Judge Dredd: The Movie - 30th Anni Ed (2025)
Author: Andrew Helfer (based on a screenplay by William Wisher Jr + Steve E. de Souza) | Illustrator: Carlos Ezquerra | Page Count: 80 [1]
Thirty years after the first Judge Dredd movie took a giant Flesh-sized shit on the franchise that inspired it, its comicbook adaptation got reissued. Why should anyone care? For one good reason: because it was illustrated throughout by Carlos Ezquerra.
Not the cover art - that's by Dermot Power and is the only time it really looks like Sylvester Stallone.
For reasons that I don't know but are probably to do with licensing and/or Hollywood egos, the interior art wasn't allowed to use Stallone's likeness.
But that turns out to be a good thing. The first 4 pages are particularity great. The Judge uniforms and Lawmasters are movie-specific, but otherwise the linework, angles, and colours all work together to make it feel like a proper Ezquerra 2000 AD strip. It's easy to imagine that the city and its people will feel similarly. But then Dredd appears in full on Page 5 and the illusion begins to crack... 🙁
I'm the type of reader who 'hears' a character's voice in my head as a I read their words. Logic says I should hear an approximation of Stallone's voice, but I chose to ignore logic. Instead, I gave Dredd the inner-voice that I've gave to him for 30+ years. That helped for a time.
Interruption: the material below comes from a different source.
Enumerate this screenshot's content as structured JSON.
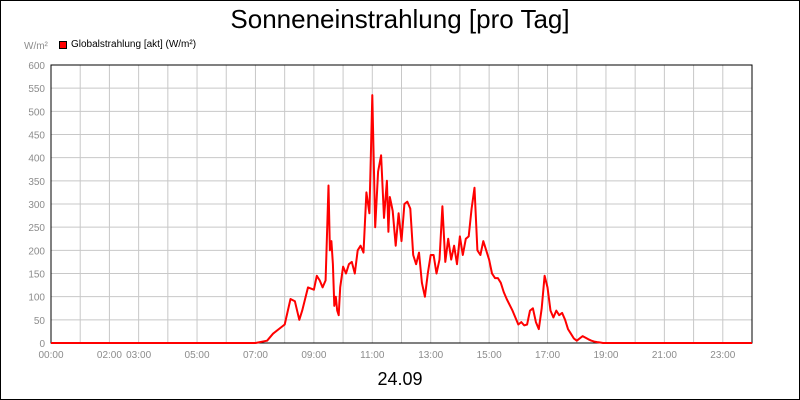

The helmet comes off on Page 16. I was expecting it, having seen the movie. The story suffers just as much from that point on as it did onscreen, but it'll be interesting to folks who've ever wondered what Ezquerra's interpretation of comicbook Joe's face might have been like.
The story plays out pretty much the same as it did onscreen, with the added benefit of not having to suffer Rob Schneider in the scenes with Fergie. And yes, the ending still sucks.
Surprisingly, the movie version of Dredd lived on for a while after the movie itself tanked, in the Judge Dredd: Lawman of the Future (1995-96) fortnightly comic published by Fleetway, which lasted for 23 issues and a single Action Special. Equally surprising: it's not half-bad.
[1] Even though the page count of '80' is technically accurate (minus the copyright info page, etc), this a Rebellion publication, so you're not actually getting 80 pages of the promised content. The adaptation begins on Page 04 and ends on Page 67. Afterwards you get Trinity (Author: Ken Niemand | Illustrator: Richard Elson), first printed four years ago in 2000 AD Prog 2262. It has some relevance to the movie, so isn't just shameless filler on this occasion.